John Gould was one of the mainstays of the Klondyke Centennial Society, which championed many projects during the 1990s. He advocated the placement of a statue on the Dawson waterfront that honoured the miner – and saw it done. The Centennial Committee also petitioned the Historic Sites and Monuments Board of Canada, who responded by declaring the Discovery Claim on Bonanza Creek a site of national historic importance.
The Centennial Committee, in partnership with the government of Yukon and Parks Canada, opened an exhibit on the original four Discovery claims on Bonanza Creek, explaining early mining history and mining technology in August of last year. The exhibit had been conceived in the 1970s, and I believe that John was the guiding spirit that brought the project to its completion nearly 40 years later. This was his final success.
But John Gould’s historic interests were not limited to the goldfields. For many decades, he was actively involved with the Dawson City Museum. He inspired many projects there, and during the 1990s acted as a Klondike ambassador, accompanying a major travelling exhibit, developed by the Dawson Museum, to points all over the continent. Visitors who came to the Dawson City Museum seeking information about a relative who once lived in the Klondike were frequently referred to John, who held a vast amount of community knowledge in his memory banks. These inquiries often culminated with him guiding them to a claim on a tiny creek somewhere in the goldfields. He did all of this with patience and good humour.
John received much of the credit for getting his childhood school chum and long time friend Pierre Berton to invest in the restoration of his Dawson home. This led to the establishment of the Berton House for visiting writers, a highly successful investment in the community and in the arts. It was like him to be involved in so many projects in the community. He was a quiet and positive force in making historical things happen.
John also took countless photographs of the Klondike region. I spent some time with him a couple of years ago, during which he showed me pictures he had taken of the cat trains that supplied the oil exploration on the Eagle Plains in the 1950s. We assembled some of them into a slide show and composed a narrative to accompany them. I hope that his collection of photographs remains in Dawson and contributes to the history of the community.
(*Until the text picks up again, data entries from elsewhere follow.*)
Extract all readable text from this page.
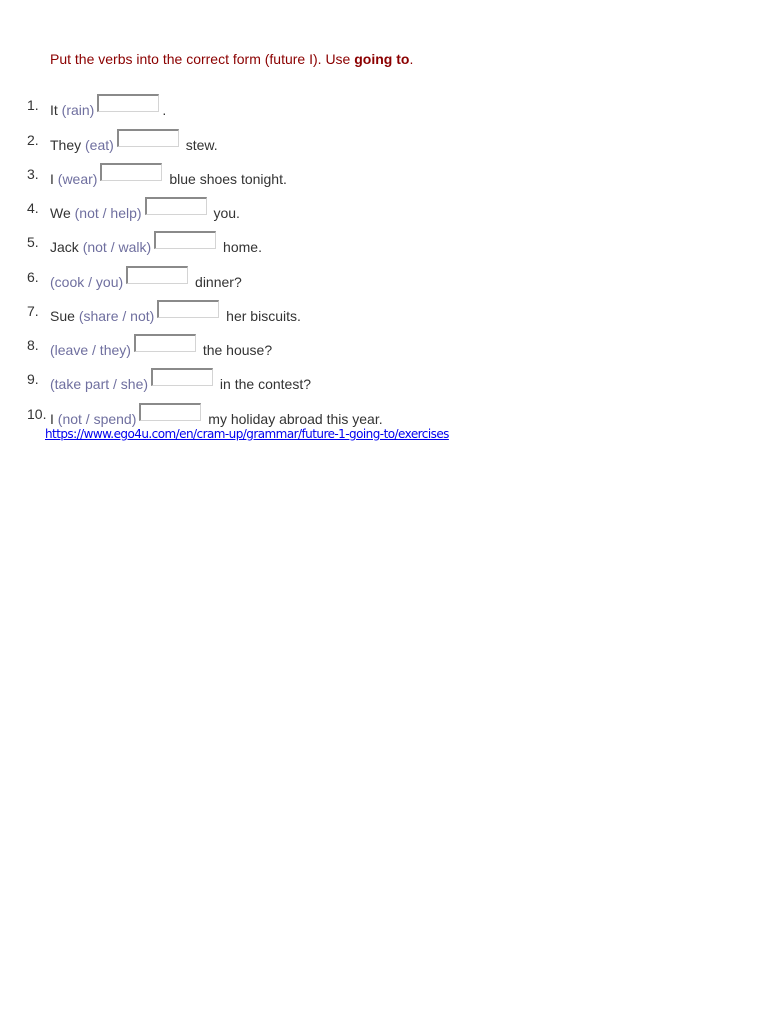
Put the verbs into the correct form (future I). Use going to.
1. It (rain)	.
2. They (eat)	stew.
3. I (wear)	blue shoes tonight.
4. We (not / help)	you.
5. Jack (not / walk)	home.
6. (cook / you)	dinner?
7. Sue (share / not)	her biscuits.
8. (leave / they)	the house?
9. (take part / she)	in the contest?
10. I (not / spend)	my holiday abroad this year.
https://www.ego4u.com/en/cram-up/grammar/future-1-going-to/exercises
He was patient and persistent, and saw many of his ideas come to fruition during his 92 years. With gentle good humour, he encouraged and inspired others in their pursuit of Klondike history.
John Gould was involved in so many facets of Dawson history that it will be hard to measure his impact. He was the heart and soul of community history in the gold rush town, and his passing leaves a gap that will never be filled.